Today's a bit of a watershed for me and my chauffeur duties on the school run. For this afternoon, my two kids, aged 10 and 8 are soooo excited to be getting the school bus home, at least. They both have friends who take the same bus too so I suspect this is part of their fun. There are no morning spaces so for the time being, I can still feel connected to their school life, well until the start of the next academic year. Does anyone else feel a sense of abandonment?
Practically, it makes total sense. It's environmentally friendly, cheaper with the ever increasing cost of diesel and frees up my time. From their point of view, I know, logically, it's their growing need for independence. I came across this quote on Twitter a few weeks ago which sums it up :
"Love your children reliably and they'll gracefully outgrow you. Ignore them and they'll be obsessed with you for life.”
Their independence is the price we pay for doing our job well. Yet, with every little step they take in a bid for more "freedom", there's an equal number of little "pings" on the heart strings.
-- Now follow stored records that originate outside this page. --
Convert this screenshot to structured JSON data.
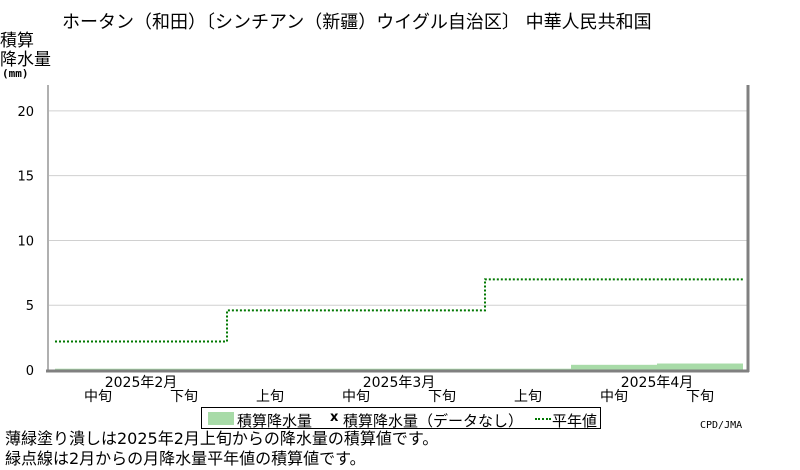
{
  "title": "ホータン（和田）〔シンチアン（新疆）ウイグル自治区〕 中華人民共和国",
  "y_label_line1": "積算",
  "y_label_line2": "降水量",
  "y_unit": "(mm)",
  "credit": "CPD/JMA",
  "legend": {
    "observed": "積算降水量",
    "missing_marker": "x",
    "missing": "積算降水量（データなし）",
    "normal": "平年値"
  },
  "notes": [
    "薄緑塗り潰しは2025年2月上旬からの降水量の積算値です。",
    "緑点線は2月からの月降水量平年値の積算値です。"
  ],
  "chart_data": {
    "type": "area",
    "ylim": [
      0,
      22
    ],
    "yticks": [
      0,
      5,
      10,
      15,
      20
    ],
    "grid": true,
    "categories": [
      "2月中旬",
      "2月下旬",
      "3月上旬",
      "3月中旬",
      "3月下旬",
      "4月上旬",
      "4月中旬",
      "4月下旬"
    ],
    "dekad_labels": [
      "中旬",
      "下旬",
      "上旬",
      "中旬",
      "下旬",
      "上旬",
      "中旬",
      "下旬"
    ],
    "month_labels": [
      {
        "label": "2025年2月",
        "position": 0.5
      },
      {
        "label": "2025年3月",
        "position": 3.5
      },
      {
        "label": "2025年4月",
        "position": 6.5
      }
    ],
    "series": [
      {
        "name": "積算降水量",
        "style": "fill",
        "color": "#a8dba8",
        "values": [
          0.1,
          0.1,
          0.1,
          0.1,
          0.1,
          0.1,
          0.4,
          0.5
        ]
      },
      {
        "name": "平年値",
        "style": "dotted-step",
        "color": "#007700",
        "values": [
          2.2,
          2.2,
          4.6,
          4.6,
          4.6,
          7.0,
          7.0,
          7.0
        ]
      }
    ]
  }
}
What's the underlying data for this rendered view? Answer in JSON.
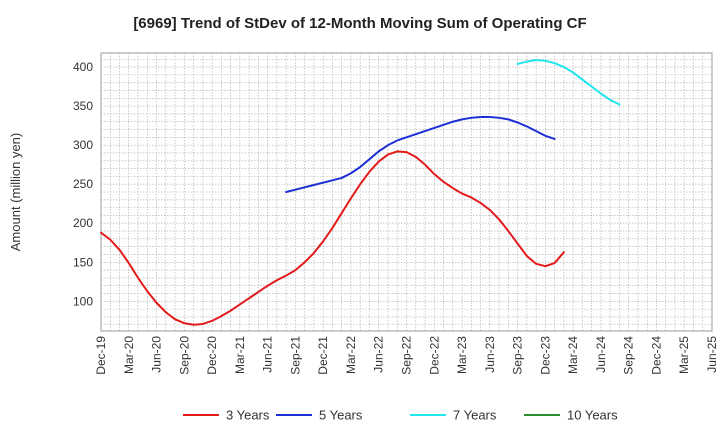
{
  "chart_data": {
    "type": "line",
    "title": "[6969]  Trend of StDev of 12-Month Moving Sum of Operating CF",
    "xlabel": "",
    "ylabel": "Amount (million yen)",
    "ylim": [
      62,
      418
    ],
    "yticks": [
      100,
      150,
      200,
      250,
      300,
      350,
      400
    ],
    "x_range": [
      0,
      66
    ],
    "grid": true,
    "legend_position": "bottom",
    "x_ticks": [
      {
        "label": "Dec-19",
        "x": 0
      },
      {
        "label": "Mar-20",
        "x": 3
      },
      {
        "label": "Jun-20",
        "x": 6
      },
      {
        "label": "Sep-20",
        "x": 9
      },
      {
        "label": "Dec-20",
        "x": 12
      },
      {
        "label": "Mar-21",
        "x": 15
      },
      {
        "label": "Jun-21",
        "x": 18
      },
      {
        "label": "Sep-21",
        "x": 21
      },
      {
        "label": "Dec-21",
        "x": 24
      },
      {
        "label": "Mar-22",
        "x": 27
      },
      {
        "label": "Jun-22",
        "x": 30
      },
      {
        "label": "Sep-22",
        "x": 33
      },
      {
        "label": "Dec-22",
        "x": 36
      },
      {
        "label": "Mar-23",
        "x": 39
      },
      {
        "label": "Jun-23",
        "x": 42
      },
      {
        "label": "Sep-23",
        "x": 45
      },
      {
        "label": "Dec-23",
        "x": 48
      },
      {
        "label": "Mar-24",
        "x": 51
      },
      {
        "label": "Jun-24",
        "x": 54
      },
      {
        "label": "Sep-24",
        "x": 57
      },
      {
        "label": "Dec-24",
        "x": 60
      },
      {
        "label": "Mar-25",
        "x": 63
      },
      {
        "label": "Jun-25",
        "x": 66
      }
    ],
    "series": [
      {
        "name": "3 Years",
        "color": "#e31a1c",
        "points": [
          [
            0,
            188
          ],
          [
            1,
            179
          ],
          [
            2,
            166
          ],
          [
            3,
            149
          ],
          [
            4,
            130
          ],
          [
            5,
            113
          ],
          [
            6,
            98
          ],
          [
            7,
            86
          ],
          [
            8,
            77
          ],
          [
            9,
            72
          ],
          [
            10,
            70
          ],
          [
            11,
            71
          ],
          [
            12,
            75
          ],
          [
            13,
            81
          ],
          [
            14,
            88
          ],
          [
            15,
            96
          ],
          [
            16,
            104
          ],
          [
            17,
            112
          ],
          [
            18,
            120
          ],
          [
            19,
            127
          ],
          [
            20,
            133
          ],
          [
            21,
            140
          ],
          [
            22,
            150
          ],
          [
            23,
            162
          ],
          [
            24,
            177
          ],
          [
            25,
            194
          ],
          [
            26,
            213
          ],
          [
            27,
            232
          ],
          [
            28,
            250
          ],
          [
            29,
            266
          ],
          [
            30,
            279
          ],
          [
            31,
            288
          ],
          [
            32,
            292
          ],
          [
            33,
            291
          ],
          [
            34,
            285
          ],
          [
            35,
            275
          ],
          [
            36,
            263
          ],
          [
            37,
            253
          ],
          [
            38,
            245
          ],
          [
            39,
            238
          ],
          [
            40,
            233
          ],
          [
            41,
            226
          ],
          [
            42,
            217
          ],
          [
            43,
            205
          ],
          [
            44,
            190
          ],
          [
            45,
            174
          ],
          [
            46,
            158
          ],
          [
            47,
            148
          ],
          [
            48,
            145
          ],
          [
            49,
            149
          ],
          [
            50,
            163
          ]
        ]
      },
      {
        "name": "5 Years",
        "color": "#1f2fd6",
        "points": [
          [
            20,
            240
          ],
          [
            21,
            243
          ],
          [
            22,
            246
          ],
          [
            23,
            249
          ],
          [
            24,
            252
          ],
          [
            25,
            255
          ],
          [
            26,
            258
          ],
          [
            27,
            264
          ],
          [
            28,
            272
          ],
          [
            29,
            282
          ],
          [
            30,
            292
          ],
          [
            31,
            300
          ],
          [
            32,
            306
          ],
          [
            33,
            310
          ],
          [
            34,
            314
          ],
          [
            35,
            318
          ],
          [
            36,
            322
          ],
          [
            37,
            326
          ],
          [
            38,
            330
          ],
          [
            39,
            333
          ],
          [
            40,
            335
          ],
          [
            41,
            336
          ],
          [
            42,
            336
          ],
          [
            43,
            335
          ],
          [
            44,
            333
          ],
          [
            45,
            329
          ],
          [
            46,
            324
          ],
          [
            47,
            318
          ],
          [
            48,
            312
          ],
          [
            49,
            308
          ]
        ]
      },
      {
        "name": "7 Years",
        "color": "#22e5ee",
        "points": [
          [
            45,
            404
          ],
          [
            46,
            407
          ],
          [
            47,
            409
          ],
          [
            48,
            408
          ],
          [
            49,
            405
          ],
          [
            50,
            400
          ],
          [
            51,
            393
          ],
          [
            52,
            384
          ],
          [
            53,
            375
          ],
          [
            54,
            366
          ],
          [
            55,
            358
          ],
          [
            56,
            352
          ]
        ]
      },
      {
        "name": "10 Years",
        "color": "#2e8b2e",
        "points": []
      }
    ]
  }
}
I've imagined this for a while, yet in this vision, I thought I'd feel much more euphoric at not having to do the hour's drive. This will free up 3 more hours this week but as of next August, with both journeys taken care of, I'll gain 10 hours a week. Goodness what am I ging to do with this time? Keep shtum, as soon as anyone knows, especially OH, I'll be presented with a list of "to do's", no doubt.
For today, at least, I suspect for that hour, I'll watch the clock and wait for them to return safely, in one piece... oh and eat too many biscuits and catch up on Twitterville!